19,97€

28,99€

44,99 €

39,99€

25,99€

9,95€

32,00€

14,95€

12,00€

21,96€









Los productos de terapia y rehabilitación están pensados para acompañar la recuperación funcional, mejorar la movilidad, aliviar molestias y facilitar el trabajo terapéutico en clínica o en casa. Para elegir correctamente, conviene partir siempre del objetivo: no es lo mismo recuperar fuerza tras una lesión, trabajar el equilibrio, mejorar la movilidad articular o aplicar una terapia de apoyo para el dolor.
Uno de los criterios más importantes es la indicación terapéutica. Cada producto debe adaptarse a la fase de recuperación: aguda, subaguda, readaptación o mantenimiento. Por ejemplo, los accesorios de baja resistencia suelen utilizarse al inicio, mientras que los elementos de carga progresiva son más adecuados cuando ya existe buen control del movimiento.
También es clave valorar el tamaño, ajuste y ergonomía. Un producto demasiado grande, rígido o incómodo puede dificultar la ejecución del ejercicio o generar compensaciones. En rehabilitación, la precisión del gesto importa tanto como la intensidad. Por eso, conviene elegir materiales agradables al contacto, fáciles de limpiar y con una resistencia adecuada al uso previsto.
Por último, presta atención a la calidad del material y la seguridad. En productos destinados al uso sanitario o terapéutico es recomendable optar por artículos resistentes, estables y, cuando proceda, con certificación o fabricación orientada al ámbito profesional.

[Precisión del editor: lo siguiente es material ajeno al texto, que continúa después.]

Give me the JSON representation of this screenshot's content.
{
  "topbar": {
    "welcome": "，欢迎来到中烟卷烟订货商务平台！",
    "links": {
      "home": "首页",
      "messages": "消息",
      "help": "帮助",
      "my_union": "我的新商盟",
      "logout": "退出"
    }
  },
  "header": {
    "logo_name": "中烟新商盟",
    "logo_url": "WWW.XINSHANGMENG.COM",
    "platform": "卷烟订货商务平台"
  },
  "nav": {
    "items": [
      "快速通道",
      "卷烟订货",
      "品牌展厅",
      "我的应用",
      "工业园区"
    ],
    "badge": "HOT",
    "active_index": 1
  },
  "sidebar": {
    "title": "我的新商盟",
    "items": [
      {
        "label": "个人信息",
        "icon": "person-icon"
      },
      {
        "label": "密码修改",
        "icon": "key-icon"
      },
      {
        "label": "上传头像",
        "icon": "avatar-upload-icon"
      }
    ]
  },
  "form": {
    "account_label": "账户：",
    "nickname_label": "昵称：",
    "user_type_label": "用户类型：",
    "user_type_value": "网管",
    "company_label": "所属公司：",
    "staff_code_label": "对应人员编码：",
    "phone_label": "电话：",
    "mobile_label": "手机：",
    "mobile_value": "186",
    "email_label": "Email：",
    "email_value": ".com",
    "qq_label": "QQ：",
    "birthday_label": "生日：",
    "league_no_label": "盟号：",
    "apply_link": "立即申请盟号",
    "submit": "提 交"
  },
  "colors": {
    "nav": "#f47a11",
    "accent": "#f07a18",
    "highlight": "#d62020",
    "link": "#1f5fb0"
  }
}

Esto aporta confianza tanto en consulta como en programas domiciliarios supervisados.
El uso de productos de terapia y rehabilitación debe ser progresivo, controlado y adaptado a la persona. La clave no es hacer más, sino hacer mejor: movimientos bien ejecutados, sin dolor intenso y con una progresión coherente. En muchos casos, estos artículos sirven como apoyo entre sesiones de fisioterapia para mantener los avances conseguidos en consulta.
Son una opción muy versátil para trabajar fuerza, control motor y movilidad. Permiten ajustar la resistencia de forma progresiva y se utilizan con frecuencia en hombro, rodilla, cadera, espalda y readaptación funcional.
Las pelotas ayudan a mejorar la movilidad, la coordinación, la fuerza de agarre y la propiocepción. Existen modelos blandos, de diferentes diámetros y texturas, adecuados para mano, pie, columna o trabajo global.
Incluye discos inestables, tablas de equilibrio, cojines propioceptivos y plataformas. Se emplea para reeducar la estabilidad, especialmente tras esguinces, lesiones de rodilla, problemas de tobillo o fases de readaptación deportiva.
Estos accesorios facilitan posiciones terapéuticas, estiramientos, movilizaciones y ejercicios de control postural. Son útiles tanto para el fisioterapeuta como para el paciente que necesita apoyo durante rutinas guiadas.
Masillas, pelotas de presión, ejercitadores de dedos y pinzas ayudan a recuperar fuerza, destreza y movilidad fina. Son habituales en rehabilitación tras fracturas, tendinopatías, cirugías o procesos neurológicos.
Algunos productos están orientados a facilitar la marcha, la estabilidad o la transferencia de peso. Deben elegirse con especial cuidado para asegurar una altura, apoyo y resistencia adecuados a cada persona.
Uno de los errores más frecuentes es utilizar un producto demasiado intenso demasiado pronto. En rehabilitación, forzar no suele acelerar la recuperación; puede aumentar la irritación, el dolor o la inflamación. También es habitual copiar ejercicios sin tener en cuenta la lesión concreta, la fase de recuperación o las limitaciones individuales.
Es recomendable consultar a un fisioterapeuta cuando existe dolor persistente, pérdida de fuerza, limitación importante de movilidad, inflamación, hormigueos, inestabilidad o recuperación tras una cirugía. También conviene pedir orientación profesional si no sabes qué producto elegir o qué ejercicios realizar. Un fisioterapeuta puede valorar tu caso, adaptar la carga, corregir la técnica y pautar una progresión segura para que los productos de terapia y rehabilitación realmente ayuden a recuperar función y prevenir recaídas.